Foto: Renato Silva/Favela em Pauta.
Protesto por justiça em memória às primas Emily e Rebeca.

Fala a verdade, dia 12 de outubro combina muito com algumas coisas bem simples, que mexem com o imaginário da gente. Vai dos doces, brincadeiras, sorrisos até o som tradicional da molecada correndo e gritando. Todas memórias únicas e boas que a maioria de nós guarda com carinho, mas que para muitas mães e famílias de crianças faveladas, periféricas – como as da Baixada Fluminense – e, em sua maioria, negras, são memórias de luto e luta.

Isso porque, de acordo com dados do Instituto Fogo Cruzado, a Baixada Fluminense concentrou 25% do total de crianças baleadas na Região Metropolitana do Rio em pouco mais de cinco anos, se tornando, assim, a segunda região do Grande Rio com mais vítimas menores de 12 anos.

E quando olhamos para Duque de Caxias, a situação se agrava. A cidade é a que soma mais crianças atingidas por disparo de arma de fogo no mesmo período. São 11 em um único município, de um total de 85 crianças baleadas em toda a Região Metropolitana nos últimos 5 anos.

Para o líder político e fundador de organizações como o Movimenta Caxias e o pré-vestibular +Nós, Wesley Teixeira, estes dados representam muito mais do que números, representam histórias do presente e do futuro. “Por trás desses números, existem famílias destroçadas por uma lógica armamentista, que tomou o Rio de Janeiro e na qual se baseia a política de segurança. Não são números, são crianças, são as Primas Emily, de 4 anos, e Rebeca, de 7 anos, estão nos tirando o futuro, futuros atletas, artistas, advogadas. Um Estado que durante uma pandemia  só oferece tiro, mas não garante acesso a alimentação ou educação”, acrescenta.

Para conhecer o problema que ameaça nossas crianças

No ano de 2021, 9 crianças já foram baleadas, 3 delas foram vitimadas na Baixada Fluminense. E para a economista e coordenadora executiva da Iniciativa Direito à Memória e Justiça Racial, Giselle Florentino, os números refletem a continuidade do histórico genocídio da juventude negra, favelada e periférica.

“A Baixada Fluminense foi fundada a partir da resistência de um complexo de Quilombos, que eram liderados por mulheres e que conseguiu, durante cem anos, resistir aos intentos da guarda real (atual PM) durante a corte portuguesa. Então quando a gente olha as estatísticas e percebe que a Baixada é esse território sistematicamente violado pelo Estado, a gente percebe de fato que é uma escolha política muito nítida em não oferecer nenhum tipo de saída ou acesso a políticas sociais mais básicas pra vários territórios da Baixada Fluminense. Muito pelo contrário, a política que a gente assiste hoje é a ponta do fuzil da polícia. A gente precisa entender que isso não é um fator aleatório”

Giselle Florentino, coordenadora executiva da Iniciativa Direito à Memória e Justiça Racial.

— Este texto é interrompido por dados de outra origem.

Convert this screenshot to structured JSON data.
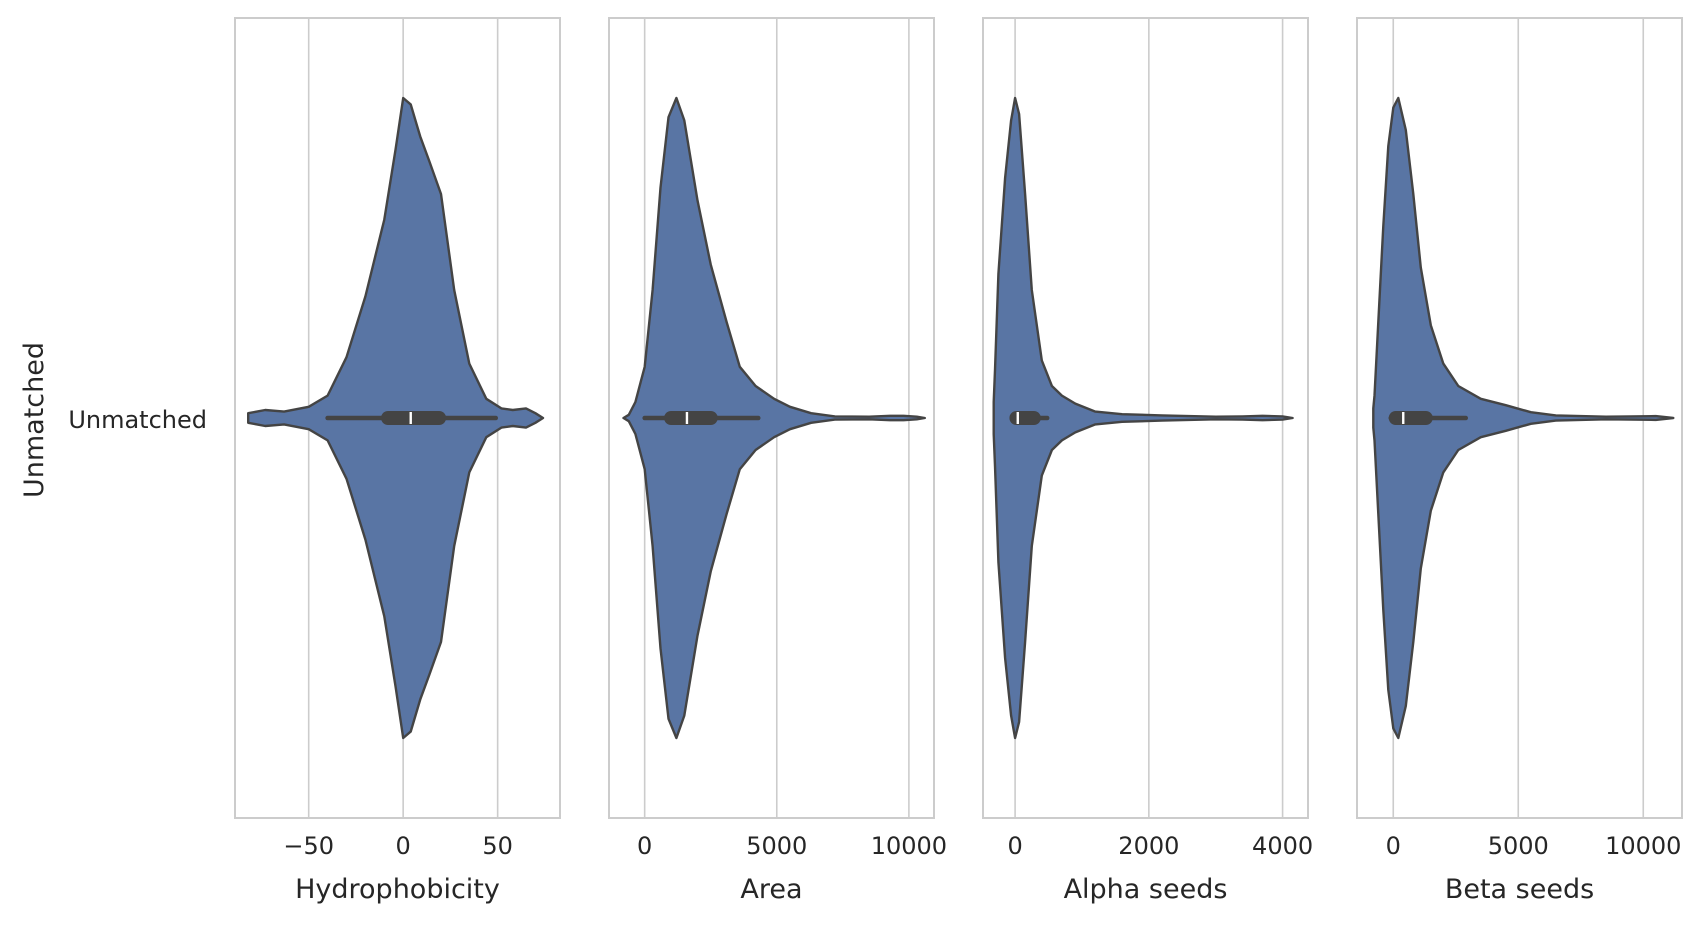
{
  "chart_data": {
    "type": "violin",
    "ylabel": "Unmatched",
    "category": "Unmatched",
    "grid": true,
    "color": "#5975a4",
    "edge_color": "#444444",
    "panels": [
      {
        "xlabel": "Hydrophobicity",
        "xlim": [
          -89,
          83
        ],
        "ticks": [
          -50,
          0,
          50
        ],
        "tick_labels": [
          "−50",
          "0",
          "50"
        ],
        "box": {
          "whisker_low": -40,
          "q1": -8,
          "median": 4,
          "q3": 19,
          "whisker_high": 49
        },
        "density": [
          [
            -82,
            0.015
          ],
          [
            -73,
            0.025
          ],
          [
            -63,
            0.02
          ],
          [
            -50,
            0.035
          ],
          [
            -40,
            0.07
          ],
          [
            -30,
            0.19
          ],
          [
            -20,
            0.38
          ],
          [
            -10,
            0.62
          ],
          [
            -4,
            0.84
          ],
          [
            0,
            1.0
          ],
          [
            4,
            0.98
          ],
          [
            9,
            0.88
          ],
          [
            14,
            0.8
          ],
          [
            20,
            0.7
          ],
          [
            27,
            0.4
          ],
          [
            35,
            0.17
          ],
          [
            44,
            0.06
          ],
          [
            52,
            0.03
          ],
          [
            58,
            0.025
          ],
          [
            65,
            0.03
          ],
          [
            70,
            0.015
          ],
          [
            74,
            0.0
          ]
        ]
      },
      {
        "xlabel": "Area",
        "xlim": [
          -1350,
          10950
        ],
        "ticks": [
          0,
          5000,
          10000
        ],
        "tick_labels": [
          "0",
          "5000",
          "10000"
        ],
        "box": {
          "whisker_low": 0,
          "q1": 1000,
          "median": 1600,
          "q3": 2500,
          "whisker_high": 4300
        },
        "density": [
          [
            -800,
            0.0
          ],
          [
            -600,
            0.01
          ],
          [
            -350,
            0.05
          ],
          [
            0,
            0.16
          ],
          [
            300,
            0.4
          ],
          [
            600,
            0.72
          ],
          [
            900,
            0.94
          ],
          [
            1200,
            1.0
          ],
          [
            1500,
            0.93
          ],
          [
            2000,
            0.68
          ],
          [
            2500,
            0.48
          ],
          [
            3100,
            0.3
          ],
          [
            3600,
            0.16
          ],
          [
            4200,
            0.1
          ],
          [
            4900,
            0.06
          ],
          [
            5500,
            0.035
          ],
          [
            6300,
            0.015
          ],
          [
            7200,
            0.005
          ],
          [
            8500,
            0.004
          ],
          [
            9300,
            0.007
          ],
          [
            9800,
            0.007
          ],
          [
            10300,
            0.004
          ],
          [
            10600,
            0.0
          ]
        ]
      },
      {
        "xlabel": "Alpha seeds",
        "xlim": [
          -480,
          4380
        ],
        "ticks": [
          0,
          2000,
          4000
        ],
        "tick_labels": [
          "0",
          "2000",
          "4000"
        ],
        "box": {
          "whisker_low": -40,
          "q1": 20,
          "median": 40,
          "q3": 280,
          "whisker_high": 480
        },
        "density": [
          [
            -320,
            0.05
          ],
          [
            -300,
            0.15
          ],
          [
            -250,
            0.45
          ],
          [
            -150,
            0.75
          ],
          [
            -60,
            0.93
          ],
          [
            0,
            1.0
          ],
          [
            60,
            0.95
          ],
          [
            150,
            0.7
          ],
          [
            250,
            0.4
          ],
          [
            400,
            0.18
          ],
          [
            550,
            0.1
          ],
          [
            700,
            0.07
          ],
          [
            900,
            0.045
          ],
          [
            1200,
            0.02
          ],
          [
            1600,
            0.012
          ],
          [
            2200,
            0.008
          ],
          [
            2600,
            0.006
          ],
          [
            3000,
            0.004
          ],
          [
            3400,
            0.005
          ],
          [
            3700,
            0.007
          ],
          [
            4000,
            0.005
          ],
          [
            4150,
            0.0
          ]
        ]
      },
      {
        "xlabel": "Beta seeds",
        "xlim": [
          -1450,
          11550
        ],
        "ticks": [
          0,
          5000,
          10000
        ],
        "tick_labels": [
          "0",
          "5000",
          "10000"
        ],
        "box": {
          "whisker_low": -100,
          "q1": 100,
          "median": 400,
          "q3": 1300,
          "whisker_high": 2900
        },
        "density": [
          [
            -800,
            0.03
          ],
          [
            -750,
            0.07
          ],
          [
            -600,
            0.3
          ],
          [
            -400,
            0.6
          ],
          [
            -200,
            0.85
          ],
          [
            0,
            0.97
          ],
          [
            200,
            1.0
          ],
          [
            500,
            0.9
          ],
          [
            800,
            0.7
          ],
          [
            1100,
            0.47
          ],
          [
            1500,
            0.29
          ],
          [
            2000,
            0.17
          ],
          [
            2600,
            0.1
          ],
          [
            3500,
            0.06
          ],
          [
            4500,
            0.04
          ],
          [
            5500,
            0.018
          ],
          [
            6500,
            0.008
          ],
          [
            7500,
            0.006
          ],
          [
            8500,
            0.004
          ],
          [
            9500,
            0.005
          ],
          [
            10500,
            0.006
          ],
          [
            11200,
            0.0
          ]
        ]
      }
    ]
  }
}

A Iniciativa Direito à Memória e Justiça Racial, como lembra Giselle, produz diversos relatórios que observam e refletem a violência de polícias e milícias no local, além de memoriais para preservar a memória de vítimas, a exemplo das primas Emily Victória Silva dos Santos, de 4 anos e Rebeca Beatriz Rodrigues dos Santos, 7 anos, assassinadas em ação policial no bairro Pantanal, em Duque de Caxias.

E ainda nesse sentido, Florentino lembra que muitas destas vítimas, crianças e adolescentes, são atingidas dentro de casa ou mesmo na porta de suas residências. “O direito à infância não existe pras crianças negras e moradoras de territórios marcados cotidianamente por essa violência do Estado. A gente percebe cada vez mais que não será esse próprio Estado que dará respostas ao assassinato sistemático do povo negro, que é entendido como alvo de foto dessa política dita de segurança pública”, comenta.

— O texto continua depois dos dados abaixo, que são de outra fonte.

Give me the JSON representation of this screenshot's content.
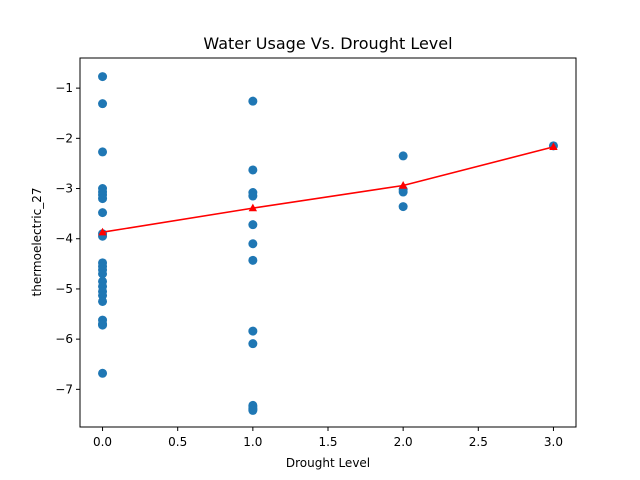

Publicação da coluna do Perifa Connection no jornal Meia-Hora com denúncia sobre os três meninos, Lucas Matheus, Alexandre da Silva e Fernando Henrique, desaparecidos em Belford Roxo, em dezembro de 2020.

Já na caminhada em direção à solução desse mal, a coordenadora lembra que para a IDMJR um importante passo é o desinvestimento em material de guerra, nas polícias, mas em outras frentes vitais. “A gente acredita que o principal passo pra garantir a sobrevivência de pessoas pretas no Brasil, no Rio de Janeiro, na Baixada, um dos primeiros passos é a retirada de orçamento público para a compra de armamento, caveirão, drone, helicóptero com base de tiro e investir diretamente em políticas sociais, com acesso à educação, saúde, saneamento, habitação, acesso à saudável, alimentação decente”, conclui Giselle.